Graylog SSL Certificates

I’ve grabbed my own documentation and here’s what we do to make things work:

We generate the keypair and certificate on our CA. Input to this is a certificate request file that includes all wanted aliases and which has the flag to mark the key as exportable. The template in question “ClientServerExportablePrivate” ensures that the keypair can be used for both ServerAuth and ClientAuth and that the private key is exportable.

[Version]
signature="$Windows NT$"
[NewRequest]
Subject="CN=server314.corp.broehaha.nl,O=Broehaha"
HashAlgorithm=SHA256
KeyAlgorithm=RSA
KeyLength=2048
Exportable=True
MachineKeySet=True
[RequestAttributes]
CertificateTemplate="ClientServerExportablePrivate"
[Extensions]
2.5.29.17="{text}"
_continue_="dns=graylog.corp.broehaha.nl&"
_continue_="dns=graylog&"
_continue_="dns=server314.corp.broehaha.nl&"
_continue_="dns=server314&"
_continue_="dns=192.168.3.14&"
_continue_="ipaddress=192.168.3.14&"

This request is used to generate a keypair, after which the CSR is handled and the cert is signed. Now, with ADCS (the PKI I’m using) it’s a bit messy, but in the end I end up with two files: server314.cer and server314.pfx. The latter is a PFX exported package of certificate+keys (the Powershell command to get this is Export-PfxCertificate).

Converting the PFX and cert is then a matter of three OpenSSL commands:

openssl x509 -in .\server314-elastic.cer -outform pem -out .\server314-elastic.crt
openssl pkcs12 -in .\server314-elastic.pfx -nocerts -out .\server314-elastic.key
openssl pkcs8 -in .\server314-elastic.key -topk8 -out .\server314-elastic.pem

The resulting .PEM file needs to be edited with something like Notepad to take off any extraneous bits. There’s a bunch of metadata that gets added on, which must NOT be in the file. You must only have the BEGINKEY and ENDKEY and everything in-between.

The .PEM and .CRT files are then uploaded to the Linux box that runs Graylog.
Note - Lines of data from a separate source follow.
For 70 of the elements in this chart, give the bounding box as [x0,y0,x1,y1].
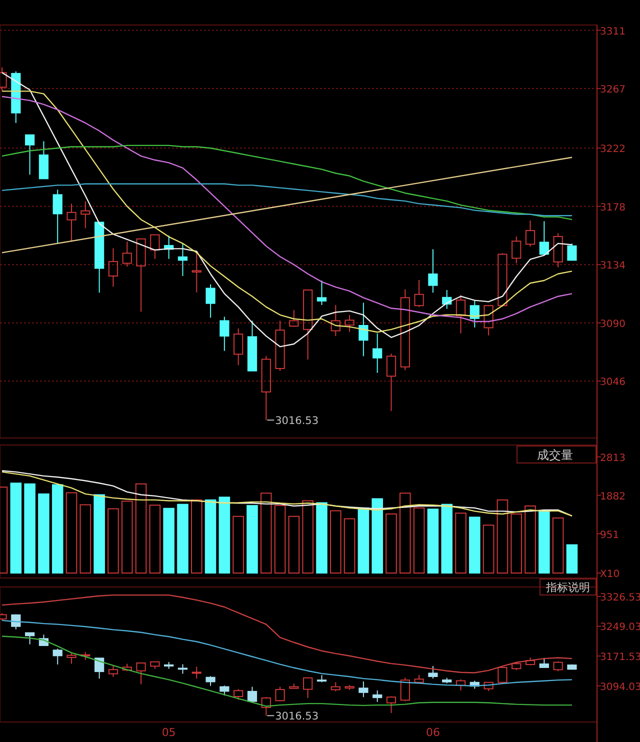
bar [413,507,425,574]
candlestick [66,203,76,242]
bar [204,499,216,574]
bar [10,482,22,574]
y-tick-label: 2813 [600,452,626,464]
bar [108,508,119,574]
y-tick-label: 3311 [600,26,626,38]
x-tick-label: 05 [162,726,176,739]
annotation: 3016.53 [275,710,319,723]
bar [455,512,466,574]
bar [316,502,328,574]
bar [386,513,397,574]
bar [482,524,494,574]
bar [441,504,453,574]
bar [358,507,370,574]
y-tick-label: 3090 [600,318,626,330]
bar [538,510,550,574]
bar [66,492,78,574]
chart-title: 成交量 [537,448,573,462]
bar [232,516,244,574]
candlestick [192,251,202,293]
candlestick [178,242,188,276]
y-tick-label: 3134 [600,260,626,272]
y-tick-label: 1882 [600,491,626,502]
bar [274,505,286,574]
candlestick [428,248,438,294]
bar [177,504,188,574]
candlestick [52,189,62,244]
bar [566,544,578,574]
bar [552,517,564,574]
bar [372,498,383,574]
bar [24,483,36,574]
y-tick-label: 3178 [600,202,626,214]
bar [344,518,356,574]
line-series [1,183,573,216]
bar [163,508,174,574]
bar [427,508,439,574]
candlestick [358,302,368,357]
annotation: 3016.53 [275,415,319,428]
line-series [1,144,573,220]
bar [288,516,300,574]
bar [260,492,272,574]
candlestick [108,248,118,288]
bar [330,510,342,574]
bar [496,499,508,574]
annotation: 指标说明 [545,581,590,594]
bar [469,516,480,574]
bar [94,494,105,574]
x-tick-label: 06 [426,726,440,739]
bar [246,505,258,574]
bar [218,496,230,574]
bar [149,504,161,574]
bar [38,493,50,574]
y-tick-label: 3222 [600,144,626,156]
bar [400,492,411,574]
candlestick [80,200,90,229]
bar [510,513,522,574]
line-series [1,636,573,707]
bar [52,484,64,574]
bar [135,483,147,574]
bar [80,504,92,574]
y-tick-label: 3046 [600,377,626,388]
y-tick-label: 3267 [600,84,626,96]
candlestick [372,332,382,374]
bar [121,500,133,574]
bar [190,499,202,574]
bar [524,505,536,574]
bar [302,500,314,574]
y-tick-label: X10 [600,569,620,580]
y-tick-label: 951 [600,530,620,541]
Over there, we do one more trick, which is dos2unix server314.crt; dos2unix server314.pem to make sure all the line endings are fine.

One last important step: we need to make sure that the Linux box trusts our CA’s certificate! Actually, you’ll need the whole chain, so both the root and any intermediaries… The process of making these trusted differs per distribution, on RHEL-derivatives it’s along these lines:

sudo cp /tmp/issuing-ca.crt /etc/pki/ca-trust/source/anchors/
sudo cp /tmp/root-ca.crt /etc/pki/ca-trust/source/anchors/
sudo cp /tmp/chain-ca.pem /etc/pki/ca-trust

cd /etc/pki/ca-trust
sudo chmod 644 /etc/pki/ca-trust/chain-ca.pem
sudo restorecon ./*

sudo update-ca-trust extract

The two individual certs are snagged by update-ca-trust to fix the system-wide trust. The “chain-ca.pem” file is a certificate chain of the two individual .CRTs, which can be used by Graylog as the trust store.